The ending where Ball embraces Vance and writer Madelyn Davis seems contrived. Davis exclaims that she doesn’t want Lucy to look “infantilized” as it diminishes all women. Lucy says “I care about what’s funny. I don’t see myself caring about a woman’s perspective from a new generation. I care about you.” It seems unnatural as if Sorkin is speaking through his characters – which is one of his trademarks.

There aren’t many actors better than Nicole Kidman, and her portrayal of Lucille Ball is uncanny. She nailed many of Lucy’s mannerisms and speech patterns. However, there were too many “on-the-nose” moments where Lucy is fine-tuning a solution and Kidman puts on her “thinking cap.” It’s an unnaturally intense face. I’m only guessing, but that may be Sorkin influencing Kidman.

Javier Bardem doesn’t resemble Desi Arnaz, but he sounds like him. The dynamic between Lucy and Desi is well choreographed here, and Bardem delivers. JK Simmons can do no wrong, but he appears younger than Willam Frawly and a lot thinner. I’m surprised they didn’t give him a fat suit to wear. Lucy’s obsession with surrounding herself with less-attractive women is dramatized in the interactions with Nina Arianda’s performance as Vivian Vance.

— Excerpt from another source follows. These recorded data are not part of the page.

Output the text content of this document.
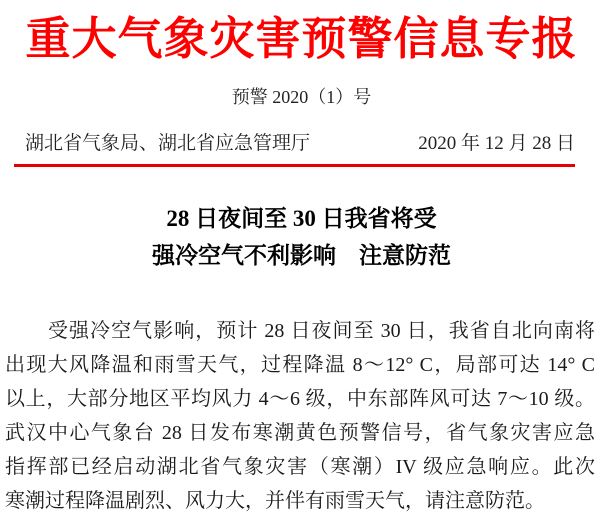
重大气象灾害预警信息专报
预警 2020（1）号
湖北省气象局、湖北省应急管理厅	2020 年 12 月 28 日
28 日夜间至 30 日我省将受
强冷空气不利影响　注意防范
受强冷空气影响，预计 28 日夜间至 30 日，我省自北向南将
出现大风降温和雨雪天气，过程降温 8～12° C，局部可达 14° C
以上，大部分地区平均风力 4～6 级，中东部阵风可达 7～10 级。
武汉中心气象台 28 日发布寒潮黄色预警信号，省气象灾害应急
指挥部已经启动湖北省气象灾害（寒潮）IV 级应急响应。此次
寒潮过程降温剧烈、风力大，并伴有雨雪天气，请注意防范。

The cast delivers in spades and I felt like I was on the set of “I Love Lucy.”

It takes a lot of “balls” to step into the shoes of the legend who is Lucille Ball. Sorkin’s script and directing deliver. Kidman’s performance is impeccable. And we all got to take a trip to 1950’s television. It was a fun romp, but I still don’t know why we needed this project – there’s nothing new here. I give “Being the Ricardos” 4 out of 5 Reels and Lucy, well I love Lucy, so she gets 5 Heroes out of 5.

Greg, I was also going to mention the awkwardness of inserting every issue the series faced within the few days that transpired in this story. There is Ethel’s resentment about maintaining a particular weight, her problem with her character being married to Fred, Lucy’s dealings with the communism issue, Desi’s philandering, Desi’s insecurity about playing second fiddle to Lucy, the TV pregnancy issue, and more. It felt very contrived and could have been better handled by extending the timeline of the story over a few years rather than a few days.

But Greg I do feel that this story did need to be told. For one thing, Lucille Ball was an extraordinary pioneer in the television industry and deserves tremendous credit and recognition for breaking gender barriers on screen and in the boardroom. Not everyone knows the details of her personal and professional life, especially now that we are 70 years removed from the airing of her groundbreaking series. New generations of fans needed a modern portrayal of her life and times.

Lucy’s heroism was unprecedented, and we can see that she possessed all eight of the “Great Eight Traits” of heroes – she was smart, strong, charismatic, reliable, caring, resilient, selfless, and inspiring. She took risks and made sacrifices. She was even willing to lose her career in admitting that she deliberately checked the “communism” box in honor of her grandfather. Desi’s tragic personal experience with Cuban communists stopped her from self-destructing.

This film definitely deserves a rating of 4 out of 5 Reels. The full five Reels could have been achieved with a screenplay that captured a longer, more realistic timeline for proper development of the many issues confronting Lucy and the series. In terms of the hero rating, Lucille Ball most certainly deserves all 5 hero points out of 5.